It was the winter of 1986, and we were about to spend our first night in St. Louis in the vacant and unfurnished upstairs unit of a 2-family on Winnebago, a couple blocks east of Grand, near the old Lindy's Sausage shop.
A couple of months previously, and only a few months into married life, my promising new job working for a prominent Northern California real estate company came to an abrupt end when the company owner drove his 1984 Corvette off a cliff into the Pacific Ocean in the tiny resort town of Mendocino. The company shut down its development arm, and I was given notice about my job ending.

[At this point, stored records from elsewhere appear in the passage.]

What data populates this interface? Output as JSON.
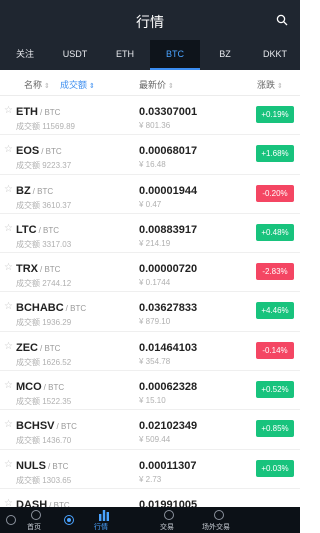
{
  "header": {
    "title": "行情"
  },
  "tabs": [
    {
      "label": "关注",
      "active": false
    },
    {
      "label": "USDT",
      "active": false
    },
    {
      "label": "ETH",
      "active": false
    },
    {
      "label": "BTC",
      "active": true
    },
    {
      "label": "BZ",
      "active": false
    },
    {
      "label": "DKKT",
      "active": false
    }
  ],
  "columns": {
    "name": "名称",
    "volume": "成交额",
    "price": "最新价",
    "change": "涨跌"
  },
  "volume_prefix": "成交额",
  "rows": [
    {
      "base": "ETH",
      "quote": "/ BTC",
      "volume": "11569.89",
      "price": "0.03307001",
      "cny": "¥ 801.36",
      "change": "+0.19%",
      "up": true
    },
    {
      "base": "EOS",
      "quote": "/ BTC",
      "volume": "9223.37",
      "price": "0.00068017",
      "cny": "¥ 16.48",
      "change": "+1.68%",
      "up": true
    },
    {
      "base": "BZ",
      "quote": "/ BTC",
      "volume": "3610.37",
      "price": "0.00001944",
      "cny": "¥ 0.47",
      "change": "-0.20%",
      "up": false
    },
    {
      "base": "LTC",
      "quote": "/ BTC",
      "volume": "3317.03",
      "price": "0.00883917",
      "cny": "¥ 214.19",
      "change": "+0.48%",
      "up": true
    },
    {
      "base": "TRX",
      "quote": "/ BTC",
      "volume": "2744.12",
      "price": "0.00000720",
      "cny": "¥ 0.1744",
      "change": "-2.83%",
      "up": false
    },
    {
      "base": "BCHABC",
      "quote": "/ BTC",
      "volume": "1936.29",
      "price": "0.03627833",
      "cny": "¥ 879.10",
      "change": "+4.46%",
      "up": true
    },
    {
      "base": "ZEC",
      "quote": "/ BTC",
      "volume": "1626.52",
      "price": "0.01464103",
      "cny": "¥ 354.78",
      "change": "-0.14%",
      "up": false
    },
    {
      "base": "MCO",
      "quote": "/ BTC",
      "volume": "1522.35",
      "price": "0.00062328",
      "cny": "¥ 15.10",
      "change": "+0.52%",
      "up": true
    },
    {
      "base": "BCHSV",
      "quote": "/ BTC",
      "volume": "1436.70",
      "price": "0.02102349",
      "cny": "¥ 509.44",
      "change": "+0.85%",
      "up": true
    },
    {
      "base": "NULS",
      "quote": "/ BTC",
      "volume": "1303.65",
      "price": "0.00011307",
      "cny": "¥ 2.73",
      "change": "+0.03%",
      "up": true
    },
    {
      "base": "DASH",
      "quote": "/ BTC",
      "volume": "",
      "price": "0.01991005",
      "cny": "",
      "change": "",
      "up": true
    }
  ],
  "bottom_nav": [
    {
      "label": "首页",
      "icon": "home-icon",
      "active": false
    },
    {
      "label": "行情",
      "icon": "chart-icon",
      "active": true
    },
    {
      "label": "交易",
      "icon": "trade-icon",
      "active": false
    },
    {
      "label": "场外交易",
      "icon": "otc-icon",
      "active": false
    }
  ],
  "colors": {
    "header_bg": "#1f2630",
    "accent": "#3b8df0",
    "up": "#18c37d",
    "down": "#f44663"
  }
}
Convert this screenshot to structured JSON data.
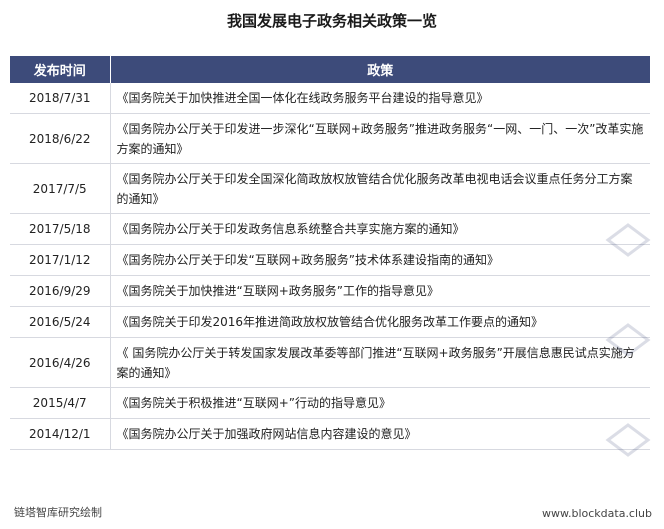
{
  "title": "我国发展电子政务相关政策一览",
  "table": {
    "headers": [
      "发布时间",
      "政策"
    ],
    "rows": [
      {
        "date": "2018/7/31",
        "policy": "《国务院关于加快推进全国一体化在线政务服务平台建设的指导意见》"
      },
      {
        "date": "2018/6/22",
        "policy": "《国务院办公厅关于印发进一步深化“互联网+政务服务”推进政务服务“一网、一门、一次”改革实施方案的通知》"
      },
      {
        "date": "2017/7/5",
        "policy": "《国务院办公厅关于印发全国深化简政放权放管结合优化服务改革电视电话会议重点任务分工方案的通知》"
      },
      {
        "date": "2017/5/18",
        "policy": "《国务院办公厅关于印发政务信息系统整合共享实施方案的通知》"
      },
      {
        "date": "2017/1/12",
        "policy": "《国务院办公厅关于印发“互联网+政务服务”技术体系建设指南的通知》"
      },
      {
        "date": "2016/9/29",
        "policy": "《国务院关于加快推进“互联网+政务服务”工作的指导意见》"
      },
      {
        "date": "2016/5/24",
        "policy": "《国务院关于印发2016年推进简政放权放管结合优化服务改革工作要点的通知》"
      },
      {
        "date": "2016/4/26",
        "policy": "《 国务院办公厅关于转发国家发展改革委等部门推进“互联网+政务服务”开展信息惠民试点实施方案的通知》"
      },
      {
        "date": "2015/4/7",
        "policy": "《国务院关于积极推进“互联网+”行动的指导意见》"
      },
      {
        "date": "2014/12/1",
        "policy": "《国务院办公厅关于加强政府网站信息内容建设的意见》"
      }
    ]
  },
  "footer": {
    "source": "链塔智库研究绘制",
    "site": "www.blockdata.club"
  },
  "colors": {
    "header_bg": "#3d4b7a",
    "border": "#d7d9e0"
  }
}
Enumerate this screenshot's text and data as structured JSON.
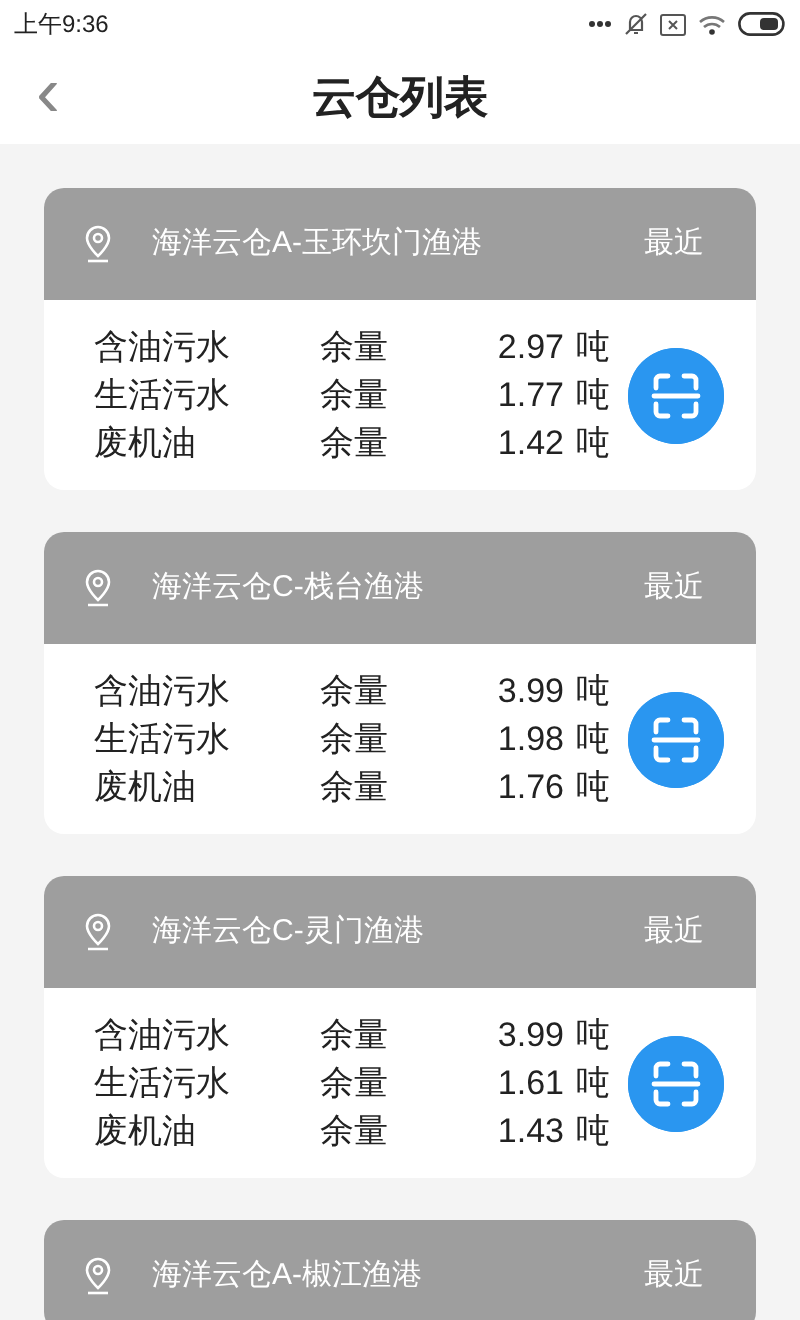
{
  "status_bar": {
    "time": "上午9:36"
  },
  "header": {
    "back": "‹",
    "title": "云仓列表"
  },
  "warehouses": [
    {
      "name": "海洋云仓A-玉环坎门渔港",
      "tag": "最近",
      "rows": [
        {
          "label": "含油污水",
          "metric": "余量",
          "value": "2.97",
          "unit": "吨"
        },
        {
          "label": "生活污水",
          "metric": "余量",
          "value": "1.77",
          "unit": "吨"
        },
        {
          "label": "废机油",
          "metric": "余量",
          "value": "1.42",
          "unit": "吨"
        }
      ]
    },
    {
      "name": "海洋云仓C-栈台渔港",
      "tag": "最近",
      "rows": [
        {
          "label": "含油污水",
          "metric": "余量",
          "value": "3.99",
          "unit": "吨"
        },
        {
          "label": "生活污水",
          "metric": "余量",
          "value": "1.98",
          "unit": "吨"
        },
        {
          "label": "废机油",
          "metric": "余量",
          "value": "1.76",
          "unit": "吨"
        }
      ]
    },
    {
      "name": "海洋云仓C-灵门渔港",
      "tag": "最近",
      "rows": [
        {
          "label": "含油污水",
          "metric": "余量",
          "value": "3.99",
          "unit": "吨"
        },
        {
          "label": "生活污水",
          "metric": "余量",
          "value": "1.61",
          "unit": "吨"
        },
        {
          "label": "废机油",
          "metric": "余量",
          "value": "1.43",
          "unit": "吨"
        }
      ]
    },
    {
      "name": "海洋云仓A-椒江渔港",
      "tag": "最近"
    }
  ]
}
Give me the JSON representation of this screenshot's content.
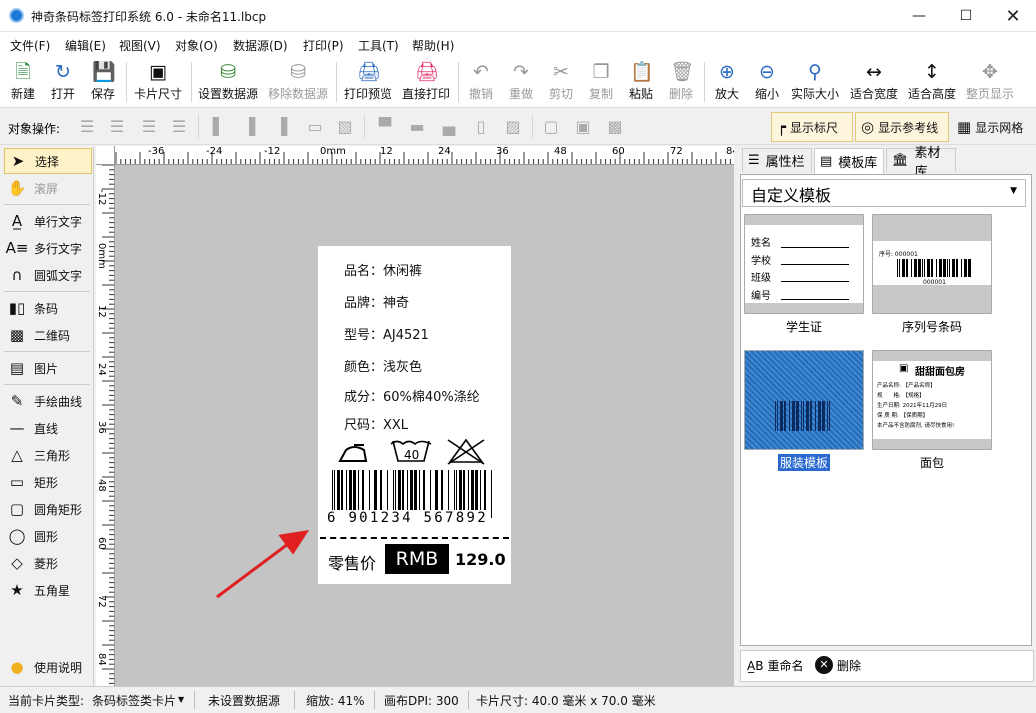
{
  "window": {
    "title": "神奇条码标签打印系统 6.0 - 未命名11.lbcp"
  },
  "menu": [
    "文件(F)",
    "编辑(E)",
    "视图(V)",
    "对象(O)",
    "数据源(D)",
    "打印(P)",
    "工具(T)",
    "帮助(H)"
  ],
  "toolbar": {
    "new": "新建",
    "open": "打开",
    "save": "保存",
    "card_size": "卡片尺寸",
    "set_datasource": "设置数据源",
    "remove_datasource": "移除数据源",
    "print_preview": "打印预览",
    "direct_print": "直接打印",
    "undo": "撤销",
    "redo": "重做",
    "cut": "剪切",
    "copy": "复制",
    "paste": "粘贴",
    "delete": "删除",
    "zoom_in": "放大",
    "zoom_out": "缩小",
    "actual_size": "实际大小",
    "fit_width": "适合宽度",
    "fit_height": "适合高度",
    "full_page": "整页显示"
  },
  "toolbar2": {
    "object_ops": "对象操作:",
    "show_ruler": "显示标尺",
    "show_guides": "显示参考线",
    "show_grid": "显示网格"
  },
  "tools": {
    "select": "选择",
    "scroll": "滚屏",
    "single_text": "单行文字",
    "multi_text": "多行文字",
    "arc_text": "圆弧文字",
    "barcode": "条码",
    "qrcode": "二维码",
    "image": "图片",
    "freehand": "手绘曲线",
    "line": "直线",
    "triangle": "三角形",
    "rect": "矩形",
    "roundrect": "圆角矩形",
    "circle": "圆形",
    "diamond": "菱形",
    "star": "五角星",
    "help": "使用说明"
  },
  "ruler": {
    "h_ticks": [
      "-36",
      "-24",
      "-12",
      "0mm",
      "12",
      "24",
      "36",
      "48",
      "60",
      "72",
      "84"
    ],
    "v_ticks": [
      "-12",
      "0mm",
      "12",
      "24",
      "36",
      "48",
      "60",
      "72",
      "84"
    ]
  },
  "label": {
    "lines": [
      "品名：休闲裤",
      "品牌：神奇",
      "型号：AJ4521",
      "颜色：浅灰色",
      "成分：60%棉40%涤纶",
      "尺码：XXL"
    ],
    "wash_temp": "40",
    "barcode_digits": "6 901234 567892",
    "price_label": "零售价",
    "currency": "RMB",
    "price": "129.0"
  },
  "right_panel": {
    "tabs": [
      "属性栏",
      "模板库",
      "素材库"
    ],
    "dropdown": "自定义模板",
    "templates": [
      {
        "name": "学生证",
        "fields": [
          "姓名",
          "学校",
          "班级",
          "编号"
        ]
      },
      {
        "name": "序列号条码",
        "serial_top": "序号: 000001",
        "serial_bottom": "000001"
      },
      {
        "name": "服装模板"
      },
      {
        "name": "面包",
        "heading": "甜甜面包房",
        "lines": [
          "产品名称: 【产品名称】",
          "规　　格: 【规格】",
          "生产日期: 2021年11月29日",
          "保 质 期: 【保质期】",
          "本产品不含防腐剂, 请尽快食用!"
        ]
      }
    ],
    "rename": "重命名",
    "delete": "删除"
  },
  "status": {
    "card_type_label": "当前卡片类型:",
    "card_type": "条码标签类卡片",
    "datasource": "未设置数据源",
    "zoom": "缩放: 41%",
    "dpi": "画布DPI: 300",
    "card_size": "卡片尺寸: 40.0 毫米 x 70.0 毫米"
  },
  "colors": {
    "accent": "#1f7ad6",
    "selected_bg": "#fdf2c8",
    "canvas": "#c4c4c4",
    "arrow": "#e02020"
  }
}
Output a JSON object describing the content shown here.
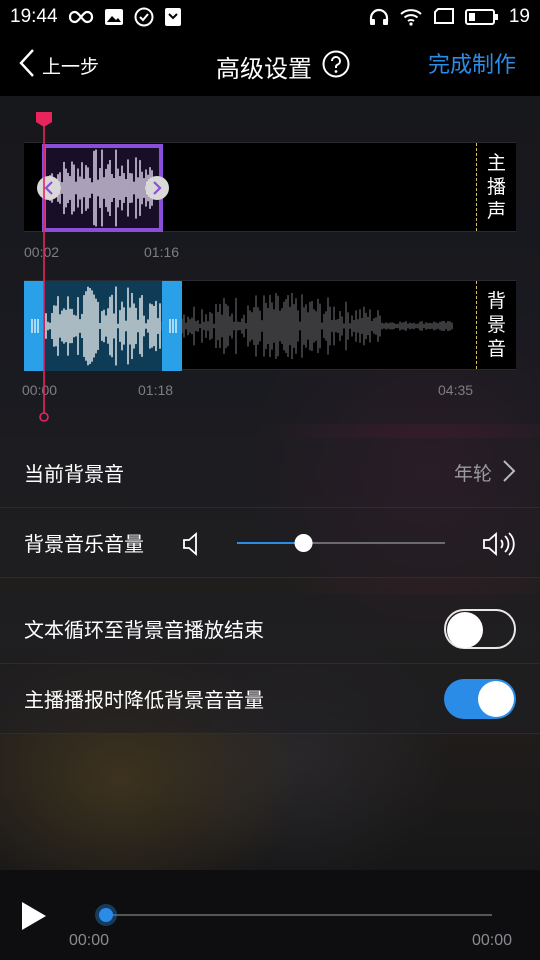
{
  "status_bar": {
    "time": "19:44",
    "battery": "19",
    "icons": [
      "infinity-icon",
      "image-icon",
      "check-circle-icon",
      "shield-icon",
      "headphones-icon",
      "wifi-icon",
      "screen-icon",
      "battery-icon"
    ]
  },
  "nav": {
    "back_label": "上一步",
    "title": "高级设置",
    "finish_label": "完成制作"
  },
  "editor": {
    "voice_track": {
      "label": [
        "主",
        "播",
        "声"
      ],
      "start_time": "00:02",
      "end_time": "01:16"
    },
    "bg_track": {
      "label": [
        "背",
        "景",
        "音"
      ],
      "start_time": "00:00",
      "mid_time": "01:18",
      "end_time": "04:35"
    }
  },
  "settings": {
    "current_bg": {
      "label": "当前背景音",
      "value": "年轮"
    },
    "bg_volume": {
      "label": "背景音乐音量",
      "level": 0.32
    },
    "loop_text": {
      "label": "文本循环至背景音播放结束",
      "enabled": false
    },
    "duck_bg": {
      "label": "主播播报时降低背景音音量",
      "enabled": true
    }
  },
  "player": {
    "current_time": "00:00",
    "total_time": "00:00",
    "progress": 0
  },
  "colors": {
    "accent": "#2b8ce8",
    "selection": "#8a4fd8",
    "playhead": "#e8245c",
    "bg_selection": "#2aa0e8"
  }
}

In the meantime, Kerri had joined Citicorp, and was in daily communication with people in their St. Louis offices. She developed a friendly working relationship over the phone with one of the St. Louis staffers, and, as my job was ending, Citicorp was closing down its Northern California leasing operations, leaving Kerri and I both out of work. Citicorp was looking to fill lots of positions in St. Louis, so we figued, why not? Let's check it out.
Kerri's Citicorp telephone-friend encouraged us to visit St. Louis, and invited us to stay with them at their Winnebago 2-family. We booked a flight, and afer a whirlwind tour and Kerri's job interview, we made the decision to relocate to St. Louis.
We were immediately taken in by the neighborhood around our friend's apartment. Coming from the land of frame and stucco, we had never seen so much brick. Even the streets were brick. That was 20 years ago, and our friends no longer live on Winnebago, but we still live just a few minutes away from this building.
One of my morning routes to work goes through the intersection of Chippewa and Gravois. Usually, I'll head up Gravois toward downtown, but it's not necessary, or even faster. So, today I decided to stay on Chippewa, heading east toward Grand.
Crossing Grand, I passed the Keystone Place project. It's good to see a few new homes starting construction. I made a left, and drove one block north to Winnebago. I made a right, heading east. On the second block, I passed our friend's old apartment. Whenever I'm on this block, I check out that old 2-family where we spent our first night in St. Louis. It looked pretty much the same. Brick buildings are pretty slow to change.
I decided to stay on Winnebago and head over to Jefferson. The street is now part of the Gravois Jefferson National Register Historic District, and you can see why. Nearly every original building is intact, with historic live-work commercial buildings on the corners. There are lots of original, faded wall signs painted on the sides of buildings.
One block before Jefferson, Winnebago has been barricaded to through traffic, diverting me north past the historic Lutheran Church where a few years ago we attended the funeral of firefighter Rob Morrison, the father of one Matt's then-classmates, who along with fellow firefighter Derek Martin died fighting a fire in a south city refrigeration company.
I crossed Jefferson, headeding east, entering the south side of the Benton Park neighborhood. There has been a noticeable amount of new, single family, infill residential construction. My route took then me through the Cherokee Antique Row district, where this time of year the place looks its best. The Bradford Pear trees have dropped their leaves, so you can easily see the beutiful detailing of the all the buildings.
The building that housed one of the first "Nickelodian" movie theaters in St. Louis is part of this district. Many of the Antique Row buildings have newly added decorative lighting, which added a warm glow to the brick buildings and sidewalks.
I crossed I-55 at the historic St. Agatha's Church, and hit a traffic jam on Broadway at the Brewery. Being a snob (or smart?) city driver, and loathing traffic tie-ups, instead of sitting in the Broadway traffic, I turned at Arsenal, merged onto northbound I-55, and finished the trip downtown to the office in about the same amount of time that I would have had I made that northeasterly turn back at Gravois and Chippewa about fifteen minutes earlier.